I asked Bill Ryerson, president of the Population Institute in Washington, DC, and the Population Media Center in Vermont, if he thought the overpopulation problem was going to have devastating effects in our near future and he replied, ‘Oh, yeah, absolutely. When people are told that contraception gives them AIDS and that family planning is a trick, overpopulation is very difficult to solve. The negative effects of overpopulation are inevitable at this point. Infinite growth is not sustainable in a finite universe.’ Is overpopulation an irreversible trend?
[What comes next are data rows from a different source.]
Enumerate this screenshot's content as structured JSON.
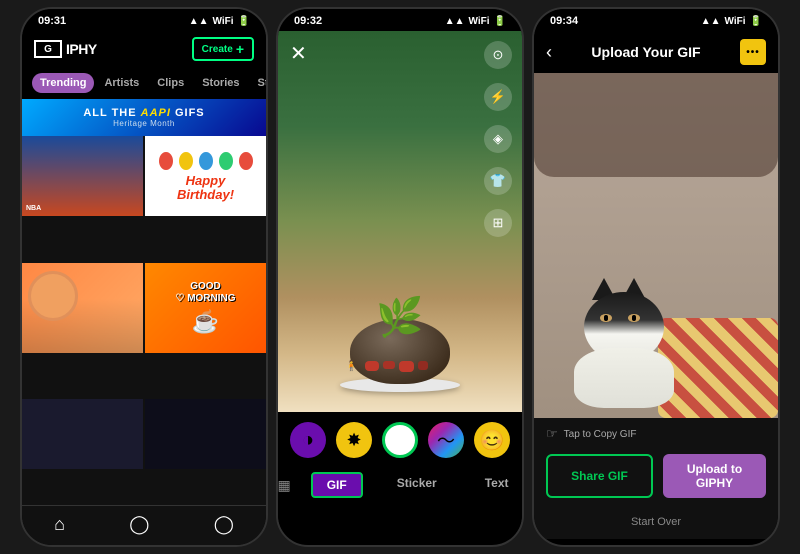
{
  "phones": [
    {
      "id": "phone1",
      "status_time": "09:31",
      "header": {
        "logo": "GIPHY",
        "create_label": "Create"
      },
      "nav_tabs": [
        {
          "label": "Trending",
          "active": true
        },
        {
          "label": "Artists",
          "active": false
        },
        {
          "label": "Clips",
          "active": false
        },
        {
          "label": "Stories",
          "active": false
        },
        {
          "label": "Stickers",
          "active": false
        }
      ],
      "banner": {
        "text_before": "ALL THE ",
        "highlight": "AAPI",
        "text_after": " GIFS",
        "sub": "Heritage Month"
      },
      "grid_items": [
        {
          "type": "sports",
          "label": ""
        },
        {
          "type": "birthday",
          "label": "Happy Birthday!"
        },
        {
          "type": "cat_orange",
          "label": ""
        },
        {
          "type": "good_morning",
          "label": "Good Morning"
        },
        {
          "type": "dark1",
          "label": ""
        },
        {
          "type": "dark2",
          "label": ""
        }
      ],
      "bottom_nav": [
        "home",
        "search",
        "profile"
      ]
    },
    {
      "id": "phone2",
      "status_time": "09:32",
      "tools": [
        "camera-flip",
        "flash",
        "filter",
        "timer",
        "expand"
      ],
      "stickers": [
        {
          "type": "purple",
          "icon": "◑"
        },
        {
          "type": "burst",
          "icon": "✸"
        },
        {
          "type": "white",
          "icon": "○"
        },
        {
          "type": "rainbow",
          "icon": "〜"
        },
        {
          "type": "emoji",
          "icon": "😊"
        }
      ],
      "modes": [
        {
          "label": "GIF",
          "active": true,
          "icon": "▦"
        },
        {
          "label": "Sticker",
          "active": false,
          "icon": ""
        },
        {
          "label": "Text",
          "active": false,
          "icon": ""
        }
      ]
    },
    {
      "id": "phone3",
      "status_time": "09:34",
      "header": {
        "back_icon": "‹",
        "title": "Upload Your GIF",
        "menu_icon": "•••"
      },
      "tap_to_copy": "Tap to Copy GIF",
      "buttons": {
        "share": "Share GIF",
        "upload": "Upload to GIPHY"
      },
      "start_over": "Start Over"
    }
  ],
  "icons": {
    "home": "⌂",
    "search": "○",
    "profile": "◯",
    "close": "✕",
    "back": "‹",
    "dots": "⋯",
    "tap": "☞"
  }
}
Well, as long as people have children and large family sizes. Population momentum is very little understood, not only in the US, but also in the countries that we’re talking about. Even if in Egypt, which had 26 million people in 1960 when I was working there, they will add 32 million more people even if couples have two more children in the next 50 years. In other words, the population is going to double even if they have replacement-size families from what it originally was. So these momentums are huge. India adds 1.5 million people every month. China, with a one-child policy and a total fertility rate of 1.6, adds 524,000 new people every month, and that’s because of these huge momentums. The reason India adds three times as many people a month as China is because there are sections of it, primarily in the north, that haven’t yet achieved replacement-level fertility. What Bill says is absolutely correct. The first billion people on Earth arrived around the year 1800. The second billion came 130 years later in 1930. The third billion arrived when I started working in family planning in 1960. The fourth billion came when I founded Population Communication in the mid-’70s. The fifth billion was just about the time I got the heads of governments to sign the statement in 1987. The sixth billion arrived pretty much at the turn of the century. The seventh billion will arrive next year. These momentums are very difficult to reverse.